Reimagining Early Detection Screenings for Liver Cancer

How Dr. Claude Sirlin and his team are aiming to make liver cancer screenings more accessible to all patients

In his career as a radiologist and liver disease researcher, Claude Sirlin, M.D., has seen the crucial importance of catching and treating liver diseases at an early stage. Liver cancer is one of the cancers with the highest mortality rates, largely because of late-stage detection. The occurrence of liver cancer continues to rise due to liver disease and liver scarring.

From fatty liver disease to liver cancer, Dr. Sirlin and his team at Moores Cancer Center at the University of California San Diego Health aim to create new technologies to better the current screening practices in hopes of diagnosing patients with liver disease at earlier stages.

Dr. Sirlin, a professor of radiology, was awarded a Translational Grant from the V Foundation in 2022 to spur this innovative research.

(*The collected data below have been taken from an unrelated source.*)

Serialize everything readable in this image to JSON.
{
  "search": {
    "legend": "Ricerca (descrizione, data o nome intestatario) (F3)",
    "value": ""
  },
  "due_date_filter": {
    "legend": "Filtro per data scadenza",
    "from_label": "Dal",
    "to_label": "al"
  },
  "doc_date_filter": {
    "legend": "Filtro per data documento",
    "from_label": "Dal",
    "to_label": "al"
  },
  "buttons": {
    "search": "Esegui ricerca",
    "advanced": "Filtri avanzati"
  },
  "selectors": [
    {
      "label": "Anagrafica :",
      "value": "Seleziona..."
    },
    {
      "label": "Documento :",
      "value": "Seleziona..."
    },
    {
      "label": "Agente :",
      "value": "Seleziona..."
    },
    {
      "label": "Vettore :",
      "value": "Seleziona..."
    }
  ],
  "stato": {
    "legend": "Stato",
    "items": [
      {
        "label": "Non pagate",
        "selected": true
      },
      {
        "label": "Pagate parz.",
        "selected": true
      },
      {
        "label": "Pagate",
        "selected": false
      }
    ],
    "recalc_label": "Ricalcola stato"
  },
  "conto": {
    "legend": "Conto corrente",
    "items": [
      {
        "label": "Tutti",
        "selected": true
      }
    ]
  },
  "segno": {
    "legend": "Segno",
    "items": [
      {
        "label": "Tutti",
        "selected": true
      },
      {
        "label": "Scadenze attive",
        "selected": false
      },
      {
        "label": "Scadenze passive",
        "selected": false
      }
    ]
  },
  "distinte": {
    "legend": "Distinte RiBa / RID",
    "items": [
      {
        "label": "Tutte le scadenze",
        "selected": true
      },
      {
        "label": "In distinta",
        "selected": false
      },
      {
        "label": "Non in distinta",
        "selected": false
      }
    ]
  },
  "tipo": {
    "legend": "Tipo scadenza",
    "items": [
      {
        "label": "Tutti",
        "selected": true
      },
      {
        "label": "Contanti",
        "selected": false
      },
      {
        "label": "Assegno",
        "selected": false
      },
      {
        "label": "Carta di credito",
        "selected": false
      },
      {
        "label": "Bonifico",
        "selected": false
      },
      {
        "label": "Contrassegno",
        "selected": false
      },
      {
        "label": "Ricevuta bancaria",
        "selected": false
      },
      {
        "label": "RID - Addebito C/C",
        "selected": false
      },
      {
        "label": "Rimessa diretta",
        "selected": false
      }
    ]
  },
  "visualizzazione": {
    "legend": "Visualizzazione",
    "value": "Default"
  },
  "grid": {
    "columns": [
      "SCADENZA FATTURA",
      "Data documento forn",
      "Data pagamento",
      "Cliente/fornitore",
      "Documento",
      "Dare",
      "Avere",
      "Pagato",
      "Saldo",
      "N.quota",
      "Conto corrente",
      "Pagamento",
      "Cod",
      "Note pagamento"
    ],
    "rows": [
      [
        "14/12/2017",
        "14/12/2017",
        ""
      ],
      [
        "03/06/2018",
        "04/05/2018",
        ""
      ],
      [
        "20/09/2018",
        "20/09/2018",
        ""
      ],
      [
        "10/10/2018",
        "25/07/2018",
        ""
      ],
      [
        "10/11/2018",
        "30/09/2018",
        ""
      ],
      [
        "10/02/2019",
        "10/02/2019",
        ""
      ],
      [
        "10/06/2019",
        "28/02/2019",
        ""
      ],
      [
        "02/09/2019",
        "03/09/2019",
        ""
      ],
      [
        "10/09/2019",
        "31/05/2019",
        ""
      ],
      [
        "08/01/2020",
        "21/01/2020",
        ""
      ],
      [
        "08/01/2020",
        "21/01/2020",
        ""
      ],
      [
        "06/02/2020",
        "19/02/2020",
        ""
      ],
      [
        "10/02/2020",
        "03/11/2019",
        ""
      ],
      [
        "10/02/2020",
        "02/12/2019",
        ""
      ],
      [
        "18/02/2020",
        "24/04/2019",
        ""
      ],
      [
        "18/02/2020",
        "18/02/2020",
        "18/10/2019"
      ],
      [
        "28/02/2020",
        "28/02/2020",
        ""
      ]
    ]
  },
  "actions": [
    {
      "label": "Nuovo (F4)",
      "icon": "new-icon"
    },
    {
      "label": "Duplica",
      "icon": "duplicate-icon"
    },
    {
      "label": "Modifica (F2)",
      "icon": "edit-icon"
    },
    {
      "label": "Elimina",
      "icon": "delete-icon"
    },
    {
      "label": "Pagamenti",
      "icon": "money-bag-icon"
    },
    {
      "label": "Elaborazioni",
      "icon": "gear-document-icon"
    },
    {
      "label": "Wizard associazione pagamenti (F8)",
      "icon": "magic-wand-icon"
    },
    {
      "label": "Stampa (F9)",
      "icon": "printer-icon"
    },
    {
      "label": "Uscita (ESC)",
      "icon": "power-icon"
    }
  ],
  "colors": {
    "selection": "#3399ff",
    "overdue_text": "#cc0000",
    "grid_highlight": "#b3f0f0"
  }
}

“Fundamentally, the work funded by the V Foundation is to attempt to improve our ability to detect primary liver cancer at an early, curable stage. Currently, we rely on imaging to detect early liver cancer, and imaging is usually done in the form of an ultrasound, an MRI or a CT. But all of these imaging methods usually require major imaging centers, including radiology departments either in or affiliated with a hospital.”

While the current standards of imaging work well, they often are expensive and not readily available. It’s estimated that in about five years there will be as many as three million Americans with cirrhosis, an advanced stage of liver scarring. People with cirrhosis also carry an increased risk of liver cancer, meaning that millions of Americans would benefit from a more cost-effective, easier way to undergo these screenings regularly.

Dr. Sirlin and his team are aiming to develop ways of detecting liver cancer by using a small, handheld, ultrasound device. The grant from the V Foundation was the first grant his team received to try to translate the technology of a large, expensive ultrasound machine to a handheld probe. The hope is that this device would be easy to use so that a physician, nurse or another member of the care team could use it to screen for liver cancer regularly at doctors’ offices.

“If we could do inexpensive screenings with a handheld device without having to go to a radiology facility, we think that we could potentially detect liver cancer early in potentially tens of thousands of Americans who, under the current system, wouldn’t be diagnosed until the liver cancer is quite advanced and probably incurable.”

In addition to his work in cancer research, Dr. Sirlin is also researching other liver diseases. The aim of the research is to catch all diseases in their earliest state, helping patients be treated prior to the disease worsening.

“We’re also interested in using these small, handheld probes to detect things that happen before liver cancer, like the accumulation of too much fat in the liver or the accumulation of scarring or fibrosis in the liver, before someone is at risk for developing liver cancer. The V Foundation was really our first funding opportunity in this particular area.”

Dr. Sirlin’s passion for this topic of early detection comes largely from hearing stories from his patients and other liver disease patients. Dr. Sirlin has worked directly with the American Liver Foundation to get many of these patient testimonials.

“I don’t necessarily have liver disease, but I am a patient with my own health care issues. As a patient, I use that experience to guide what I do. One of the things I have heard from patients through the American Liver Foundation and other organizations is the experience of patients who didn’t know they had fatty liver disease until it was very advanced, either to the point where they needed a liver transplant or to the point they had liver cancer.”

“Many of these patients have expressed a real, sincere regret that their disease hadn’t been caught earlier when they could have done something about it less radical than undergo a liver transplantation.”

From the patients willing to participate in research, to the doctors, nurses and researchers, to organizations like the V Foundation funding research, to organizations like the American Liver Foundation providing the voices of patients, it takes a large team to create new treatment options and make advancements in research. This team all comes together to collaborate and seek a single goal: Victory Over Cancer®.

To Dr. Sirlin, Victory Over Cancer® in liver cancer is simple and aligns with his work: prevention and early detection.

“For liver cancer, victory would be prevention. We could identify people who are at risk for developing liver cancer decades before they develop liver cancer. Through a whole series of different strategies, such as behavior modification like more exercise, less alcohol consumption, we could actually prevent liver cancer from ever occurring.”